Software.net: Another Amazon?

A high-flying first day for the online software reseller is chalked up to a hot market and some similarities with the successful bookseller. But questions loom about the company's long-term potential. By Kaitlin Quistgaard.

Seeing the potential for another Amazon.com, investors pushed the stock of online software reseller software.net (SWNT) up 47 percent above the company's initial public offering price.

Stock in the San Jose, California, company debuted at $9 a share -- raising $45 million for the company -- and rose $4.25 to $13.25 by the close. It traded as high as $13.88 on Nasdaq.

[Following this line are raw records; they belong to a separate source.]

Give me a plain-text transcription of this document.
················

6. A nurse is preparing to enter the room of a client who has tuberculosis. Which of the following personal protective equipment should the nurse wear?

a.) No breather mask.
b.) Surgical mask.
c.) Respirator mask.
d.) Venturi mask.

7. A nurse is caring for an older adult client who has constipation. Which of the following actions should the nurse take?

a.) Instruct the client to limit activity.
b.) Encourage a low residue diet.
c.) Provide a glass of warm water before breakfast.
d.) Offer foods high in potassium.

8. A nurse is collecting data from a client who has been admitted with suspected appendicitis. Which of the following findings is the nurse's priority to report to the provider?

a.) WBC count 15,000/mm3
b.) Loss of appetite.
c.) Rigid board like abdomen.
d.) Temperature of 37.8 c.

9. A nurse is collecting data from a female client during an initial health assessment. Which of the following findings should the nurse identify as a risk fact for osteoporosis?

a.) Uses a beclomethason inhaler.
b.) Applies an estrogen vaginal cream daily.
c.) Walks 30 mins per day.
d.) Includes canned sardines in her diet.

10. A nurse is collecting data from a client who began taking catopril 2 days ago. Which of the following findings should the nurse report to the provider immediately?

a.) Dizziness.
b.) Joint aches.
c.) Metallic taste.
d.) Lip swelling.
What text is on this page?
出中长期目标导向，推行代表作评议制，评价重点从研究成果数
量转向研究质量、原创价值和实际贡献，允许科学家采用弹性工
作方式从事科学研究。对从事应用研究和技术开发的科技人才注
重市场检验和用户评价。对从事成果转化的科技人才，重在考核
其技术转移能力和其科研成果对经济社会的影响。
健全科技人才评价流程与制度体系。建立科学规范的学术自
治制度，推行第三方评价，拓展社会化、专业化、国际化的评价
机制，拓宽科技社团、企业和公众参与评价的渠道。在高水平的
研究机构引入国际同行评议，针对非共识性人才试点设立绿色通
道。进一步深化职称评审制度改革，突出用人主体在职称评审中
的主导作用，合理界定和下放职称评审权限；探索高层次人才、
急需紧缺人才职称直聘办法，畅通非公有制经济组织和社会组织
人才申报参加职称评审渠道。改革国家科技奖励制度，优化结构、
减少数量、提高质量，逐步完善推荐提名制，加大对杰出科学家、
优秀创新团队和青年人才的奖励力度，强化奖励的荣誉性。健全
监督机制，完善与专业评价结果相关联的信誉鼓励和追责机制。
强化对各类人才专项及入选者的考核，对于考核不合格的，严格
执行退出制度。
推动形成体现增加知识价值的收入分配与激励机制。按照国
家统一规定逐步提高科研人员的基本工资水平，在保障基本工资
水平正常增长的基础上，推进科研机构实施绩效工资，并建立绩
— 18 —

Investors apparently saw a lot to like. Like Amazon, a profitless online bookseller that's worth US$4 billion on the stock market, software.net has no burdensome brick-and-mortar stores. It sells 34,000 popular software titles, like Microsoft Office and Quake, through its Web site. Its original backers include Microsoft co-founder and billionaire investor Paul Allen.

"I've been saying if you like Amazon at $4 billion, you'll love this one at $400 million," said Francis Gaskins, editor of Gaskins IPO Desktop.

But a closer looks reveals that software.net is no Amazon (AMZN).

The company was recently spun off from another Paul Allen venture, CyberSource. As part of the separation, software.net had to hire new management, so its executive team was just 2 months old when it filed for an IPO in April.

It's still far from making a dime. It lost $5.4 million on revenues of $17 million last year.

And the name isn't exactly a household word. Although online software sales are projected to total $2.3 billion by 2002, according to a Jupiter Communications report, there's no indication that shoppers will remain loyal to any particular site.

"It was one we were not too keen on," said Ryan Jacob, director of research at the IPO Value Monitor and portfolio manager of The Internet Fund. "It's really too soon to see if it's got what it takes."

Fans are counting on CEO Mark Breier, a former vice president of marketing at Amazon.com, to make software.net the next great Internet store.

His task will be to differentiate software.net from a growing list of other online software sellers like Egghead.com (EGGS) and Cyberian Outpost, which recently filed to go public.

He also has to establish a loyalty among customers to the software.net brand, a tough task in this business.

"There's no customer loyalty for software the way there is for books," Gaskins said. Most people buy more books than software, so it won't be as easy getting return customers.

software.net does have some important marketing partners, including America Online (AOL), Excite (XCIT), and Netscape Communications (NSCP). To become the exclusive software reseller on parts of AOL and AOL.com through 2001, software.net is paying $21 million, plus a percentage on all sales made. Financial details of the deals with Excite and Netscape were not disclosed.

"I think it's safe to say that software.net will remain one of the top three or four in electronic software retailing, but it's not yet clear if they can be No. 1," said Nicole Vanderbilt, an ecommerce analyst at Jupiter Communications.

Analysts said software.net's first-day performance is an indication of the market's hunger for Internet issues, not necessarily for good companies.

"They need the money and felt the public market would be receptive to this," said Jacob. "They were right."